Zweite Staffel 2018, Folge 1

Eine Box, darin ein Hinweis und Mona Vetsch zieht los. Wo in der Schweiz ihre Fahrt endet, weiss sie nicht. Sie weiss aber, dass sie drei Tage lang dort bleiben und leben wird. Ihr erstes Ziel ist die Krebsstation des Ostschweizer Kinderspitals in St.Gallen. Mona würde am liebsten wieder umkehren.

Auf der Krebsstation lernt Mona Vetsch Mattia, Jaime und Finn kennen. Die drei Buben spielen gerne Fussball, klettern auf Bäume und rasen mit ihren Velos durchs Quartier. Aber das ist nicht mehr möglich. Mattia, Jaime und Finn haben Krebs und müssen eine Chemotherapie nach der anderen über sich ergehen lassen. Mona Vetsch taucht drei Tage in den Alltag der krebskranken Kinder ein – und in das Leben der Eltern, die häufig ebenfalls auf der Station wohnen.

Monas anfängliche Ängste lassen nach, als sie von der Pflegefachfrau Marina Coto an der Hand genommen wird. Kompetent, einfühlsam und mit bewundernswert sonnigem Gemüt pflegt Marina die erkrankten Kinder. Die Krebsstation ist keine Abteilung wie die anderen – sie soll für die kleinen Patienten ein Zuhause sein.
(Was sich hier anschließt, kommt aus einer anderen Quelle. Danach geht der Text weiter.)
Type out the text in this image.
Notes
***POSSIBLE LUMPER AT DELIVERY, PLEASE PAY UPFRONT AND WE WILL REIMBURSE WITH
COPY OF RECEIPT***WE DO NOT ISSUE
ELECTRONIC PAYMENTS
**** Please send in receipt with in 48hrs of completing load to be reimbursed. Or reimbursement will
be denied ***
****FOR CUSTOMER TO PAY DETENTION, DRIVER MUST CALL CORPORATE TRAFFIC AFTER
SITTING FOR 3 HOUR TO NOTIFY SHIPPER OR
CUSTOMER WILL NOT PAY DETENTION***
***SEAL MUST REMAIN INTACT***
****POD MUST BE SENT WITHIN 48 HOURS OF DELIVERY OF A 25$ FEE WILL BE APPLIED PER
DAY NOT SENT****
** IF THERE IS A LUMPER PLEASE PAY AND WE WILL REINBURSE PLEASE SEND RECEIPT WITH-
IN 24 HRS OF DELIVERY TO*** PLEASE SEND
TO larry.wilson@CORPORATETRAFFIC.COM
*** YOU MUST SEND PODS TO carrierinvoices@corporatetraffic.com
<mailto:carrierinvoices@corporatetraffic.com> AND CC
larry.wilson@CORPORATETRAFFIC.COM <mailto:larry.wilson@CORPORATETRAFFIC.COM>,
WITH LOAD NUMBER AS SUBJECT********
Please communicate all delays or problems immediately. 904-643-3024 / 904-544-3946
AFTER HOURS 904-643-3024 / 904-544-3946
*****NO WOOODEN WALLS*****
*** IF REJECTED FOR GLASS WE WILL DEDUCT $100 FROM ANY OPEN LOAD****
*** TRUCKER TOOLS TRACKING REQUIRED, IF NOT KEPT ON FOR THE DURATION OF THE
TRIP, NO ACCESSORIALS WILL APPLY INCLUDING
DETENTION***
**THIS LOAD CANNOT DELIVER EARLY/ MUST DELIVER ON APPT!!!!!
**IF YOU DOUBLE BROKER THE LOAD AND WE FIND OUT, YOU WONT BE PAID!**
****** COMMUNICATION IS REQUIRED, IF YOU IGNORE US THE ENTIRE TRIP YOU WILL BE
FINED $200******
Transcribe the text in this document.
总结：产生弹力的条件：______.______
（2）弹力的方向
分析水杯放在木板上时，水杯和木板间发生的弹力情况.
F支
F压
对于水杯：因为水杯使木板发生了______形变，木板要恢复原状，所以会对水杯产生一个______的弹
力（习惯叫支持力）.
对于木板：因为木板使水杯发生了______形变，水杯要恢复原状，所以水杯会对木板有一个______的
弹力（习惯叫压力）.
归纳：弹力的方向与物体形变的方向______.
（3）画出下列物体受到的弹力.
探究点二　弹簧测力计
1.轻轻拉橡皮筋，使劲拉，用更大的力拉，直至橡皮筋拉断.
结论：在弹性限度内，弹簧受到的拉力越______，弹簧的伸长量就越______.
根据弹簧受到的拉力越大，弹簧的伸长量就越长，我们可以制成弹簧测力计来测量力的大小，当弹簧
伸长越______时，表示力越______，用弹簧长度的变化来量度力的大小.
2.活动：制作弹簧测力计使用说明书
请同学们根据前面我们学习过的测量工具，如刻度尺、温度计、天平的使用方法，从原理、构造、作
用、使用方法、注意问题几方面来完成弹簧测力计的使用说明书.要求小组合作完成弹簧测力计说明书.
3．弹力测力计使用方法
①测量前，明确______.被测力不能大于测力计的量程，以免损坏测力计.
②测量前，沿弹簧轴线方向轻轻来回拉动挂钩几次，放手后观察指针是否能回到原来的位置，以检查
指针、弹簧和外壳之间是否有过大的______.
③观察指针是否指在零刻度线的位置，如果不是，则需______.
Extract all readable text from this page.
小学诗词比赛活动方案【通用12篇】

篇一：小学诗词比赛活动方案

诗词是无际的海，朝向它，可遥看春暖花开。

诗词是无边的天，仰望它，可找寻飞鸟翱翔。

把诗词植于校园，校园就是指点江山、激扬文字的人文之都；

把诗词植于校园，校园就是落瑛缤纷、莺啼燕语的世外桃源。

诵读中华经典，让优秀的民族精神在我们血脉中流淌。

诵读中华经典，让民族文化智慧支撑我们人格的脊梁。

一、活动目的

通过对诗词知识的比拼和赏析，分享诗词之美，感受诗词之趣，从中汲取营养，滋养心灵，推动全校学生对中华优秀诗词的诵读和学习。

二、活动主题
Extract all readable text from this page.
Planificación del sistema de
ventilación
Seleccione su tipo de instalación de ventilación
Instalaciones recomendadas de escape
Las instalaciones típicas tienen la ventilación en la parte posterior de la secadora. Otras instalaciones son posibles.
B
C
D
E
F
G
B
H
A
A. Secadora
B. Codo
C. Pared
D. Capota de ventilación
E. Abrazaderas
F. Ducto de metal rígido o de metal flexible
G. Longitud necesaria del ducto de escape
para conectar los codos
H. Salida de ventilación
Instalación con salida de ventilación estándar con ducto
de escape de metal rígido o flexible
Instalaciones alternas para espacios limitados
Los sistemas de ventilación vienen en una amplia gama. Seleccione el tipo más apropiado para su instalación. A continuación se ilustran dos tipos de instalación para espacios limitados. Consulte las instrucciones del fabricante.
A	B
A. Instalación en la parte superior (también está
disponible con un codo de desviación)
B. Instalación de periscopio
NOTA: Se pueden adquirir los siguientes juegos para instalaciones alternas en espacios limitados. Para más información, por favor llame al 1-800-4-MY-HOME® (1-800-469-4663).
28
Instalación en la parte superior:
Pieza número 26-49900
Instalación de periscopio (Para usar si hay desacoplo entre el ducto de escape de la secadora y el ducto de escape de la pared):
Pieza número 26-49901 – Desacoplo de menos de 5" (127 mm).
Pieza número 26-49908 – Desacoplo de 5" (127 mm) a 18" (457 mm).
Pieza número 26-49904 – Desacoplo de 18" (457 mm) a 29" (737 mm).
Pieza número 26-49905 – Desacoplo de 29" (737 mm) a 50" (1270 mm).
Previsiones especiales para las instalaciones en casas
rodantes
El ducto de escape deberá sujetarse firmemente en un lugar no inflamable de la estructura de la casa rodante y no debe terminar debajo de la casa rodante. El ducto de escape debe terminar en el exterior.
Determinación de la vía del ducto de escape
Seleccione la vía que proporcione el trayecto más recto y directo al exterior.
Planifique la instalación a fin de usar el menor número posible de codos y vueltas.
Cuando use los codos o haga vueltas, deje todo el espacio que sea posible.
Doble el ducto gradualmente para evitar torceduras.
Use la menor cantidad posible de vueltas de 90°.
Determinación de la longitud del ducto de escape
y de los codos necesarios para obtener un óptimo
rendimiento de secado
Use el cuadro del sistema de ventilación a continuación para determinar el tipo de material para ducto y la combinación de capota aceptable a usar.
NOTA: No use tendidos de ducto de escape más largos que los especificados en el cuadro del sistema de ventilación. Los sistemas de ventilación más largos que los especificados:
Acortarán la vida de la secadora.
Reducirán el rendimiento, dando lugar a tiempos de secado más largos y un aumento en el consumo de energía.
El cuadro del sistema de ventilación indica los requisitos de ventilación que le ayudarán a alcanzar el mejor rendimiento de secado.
Man kennt sich auf der Kinderkrebsstation. Die Beziehungen zwischen Kindern, Eltern und Spitalpersonal sind eng und vertraut. Besonders intensiv wird es, wenn ein Kind stirbt. Mona Vetsch erfährt, wie Pflegende den Tod eines Kindes verarbeiten können und mit dem Wissen umgehen, dass so ein Erlebnis immer wieder passieren wird – auch wenn vier von fünf Kindern geheilt werden können.